Trailing 4-1 in the final set and suffering from a sprained back, Fish conceded the match to Agassi and withdrew from his second tournament in as many weeks.
The ATP uses the term retirement when a player quits mid-match, but these days, it's a topic that's brought up whenever Agassi plays - not that he showed any signs of slowing down Monday.
Had Fish not retired, Agassi probably would have easily finished off the younger American, who was a finalist here in 2003. After winning a second-set tiebreaker 7-3 by smashing a big forehand and then a backhand, Agassi broke Fish's intentionally cautious service game twice in the third set.
Down two breaks, Fish figured the risk to his back's health wasn't worth continuing the match, but by then Agassi had taken complete control.
"The first point of the tiebreaker, I told myself, 'I'm not going to let this match finish on his terms,' " Agassi said. "If I lose it, I lose it, but I've got to hit my shots. And then I carried that into the third."
Having fallen from No. 1 to No. 11 in the world rankings during the last 12 months, Agassi assured himself of another match on Wednesday, a step in the right direction if he is to regain the championship form that's garnered eight Grand Slams in a 19-year career. He has won at least one match in his last three tournaments after languishing through a four-match losing streak from March to June.
"This year's had a lot more struggles to it," said Agassi, who admits he's thought about retirement but is eager to see if he can return to playing top-level tennis. "I had some physical issues for a few months, but this summer I'm trying to get my game back where I know it can be. It's not going to happen overnight."

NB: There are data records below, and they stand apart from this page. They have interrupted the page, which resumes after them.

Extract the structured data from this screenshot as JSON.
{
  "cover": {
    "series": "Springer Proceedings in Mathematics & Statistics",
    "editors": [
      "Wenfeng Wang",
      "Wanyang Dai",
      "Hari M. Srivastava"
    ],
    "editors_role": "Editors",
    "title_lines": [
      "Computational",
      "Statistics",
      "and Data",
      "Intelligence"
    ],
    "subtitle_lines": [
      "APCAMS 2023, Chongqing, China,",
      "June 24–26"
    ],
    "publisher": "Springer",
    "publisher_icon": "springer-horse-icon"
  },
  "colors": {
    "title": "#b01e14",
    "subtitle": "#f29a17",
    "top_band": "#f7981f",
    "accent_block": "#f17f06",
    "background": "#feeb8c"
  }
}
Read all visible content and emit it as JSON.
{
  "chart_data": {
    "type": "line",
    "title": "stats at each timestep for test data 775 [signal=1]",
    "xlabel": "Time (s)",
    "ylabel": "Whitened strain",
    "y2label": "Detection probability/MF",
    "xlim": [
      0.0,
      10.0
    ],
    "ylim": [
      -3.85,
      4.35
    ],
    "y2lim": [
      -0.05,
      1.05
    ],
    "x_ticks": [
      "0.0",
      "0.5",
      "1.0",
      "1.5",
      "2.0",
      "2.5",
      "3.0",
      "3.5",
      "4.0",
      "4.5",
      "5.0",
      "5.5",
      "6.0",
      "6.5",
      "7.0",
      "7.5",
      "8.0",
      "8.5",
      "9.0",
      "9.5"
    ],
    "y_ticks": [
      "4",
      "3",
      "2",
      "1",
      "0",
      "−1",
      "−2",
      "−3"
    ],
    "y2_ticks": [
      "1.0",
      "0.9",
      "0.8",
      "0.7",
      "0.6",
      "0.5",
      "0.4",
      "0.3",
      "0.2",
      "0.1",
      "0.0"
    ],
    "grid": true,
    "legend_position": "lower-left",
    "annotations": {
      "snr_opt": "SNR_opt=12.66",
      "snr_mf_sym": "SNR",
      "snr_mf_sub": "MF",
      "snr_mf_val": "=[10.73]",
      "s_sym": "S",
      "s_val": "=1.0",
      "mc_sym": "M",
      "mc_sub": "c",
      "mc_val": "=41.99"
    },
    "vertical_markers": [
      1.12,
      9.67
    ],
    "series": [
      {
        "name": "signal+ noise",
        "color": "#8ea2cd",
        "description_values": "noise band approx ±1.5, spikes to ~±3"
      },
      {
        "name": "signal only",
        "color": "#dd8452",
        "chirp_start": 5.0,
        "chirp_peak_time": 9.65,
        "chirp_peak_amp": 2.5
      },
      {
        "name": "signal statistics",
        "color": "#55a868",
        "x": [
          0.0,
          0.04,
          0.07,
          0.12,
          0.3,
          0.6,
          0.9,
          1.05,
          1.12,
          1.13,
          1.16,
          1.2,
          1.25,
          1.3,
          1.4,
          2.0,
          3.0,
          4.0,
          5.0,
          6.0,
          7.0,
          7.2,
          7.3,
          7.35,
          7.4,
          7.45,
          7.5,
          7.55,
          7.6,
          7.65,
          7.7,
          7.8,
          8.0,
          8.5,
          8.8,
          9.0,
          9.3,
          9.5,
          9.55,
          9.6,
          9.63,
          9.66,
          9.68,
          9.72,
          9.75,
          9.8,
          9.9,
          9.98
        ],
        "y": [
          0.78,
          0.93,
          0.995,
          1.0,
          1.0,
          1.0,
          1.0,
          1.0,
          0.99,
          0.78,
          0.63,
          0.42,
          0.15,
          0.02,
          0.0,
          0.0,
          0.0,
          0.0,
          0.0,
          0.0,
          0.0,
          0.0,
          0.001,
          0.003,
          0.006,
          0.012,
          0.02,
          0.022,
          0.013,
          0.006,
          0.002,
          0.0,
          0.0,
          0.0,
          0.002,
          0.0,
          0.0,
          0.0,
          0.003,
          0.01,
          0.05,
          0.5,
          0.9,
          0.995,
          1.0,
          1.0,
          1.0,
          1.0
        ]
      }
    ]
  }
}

Agassi said he's felt sharp in practice lately, and that appeared to carry over to Monday's match. While he missed a chance to break Fish's serve and eventually lost the first set 6-4, Agassi's shot-making in the final two sets displayed an aggressive streak he said he's missed this year.
"Fundamentally speaking, it's believing in my shots and letting them go," Agassi said. "I'm practicing so well. That's always a sign that things are about to get good. But that doesn't necessarily translate when you step on the match court. And it hasn't yet."
Monday, it did. Agassi won 76 percent of his service points and had his serve broken just once. When Fish fatigued, Agassi pounced and hit harder as the match progressed.
"He comes up with good shots, but good players do," Fish said. "He hit good shots and made me come up with the goods."
Agassi plays his second-round match Wednesday against the winner of today's match between Thomas Johansson and Gregory Carraz. Advancing to the round of 16 of a Masters Series event would be a good sign for Agassi, who made it that far in the Miami TMS in March.
His best tournament since then was reaching the quarterfinals, or third round, of the Mercedes-Benz Cup in Los Angeles last month. But the quality of the field in Cincinnati is equivalent to what Agassi would see in the U.S. Open, which begins at the end of August, and is where Agassi wants to hit his peak level.
"I'd like to believe when I'm out there letting my game go that I can beat the best," Agassi said. "But I'm only going to give myself a few years to talk about stuff like that as opposed to doing it."
Andre Agassi will play his second-round match Wednesday against the winner of today's match between Thomas Johansson and Gregory Carraz.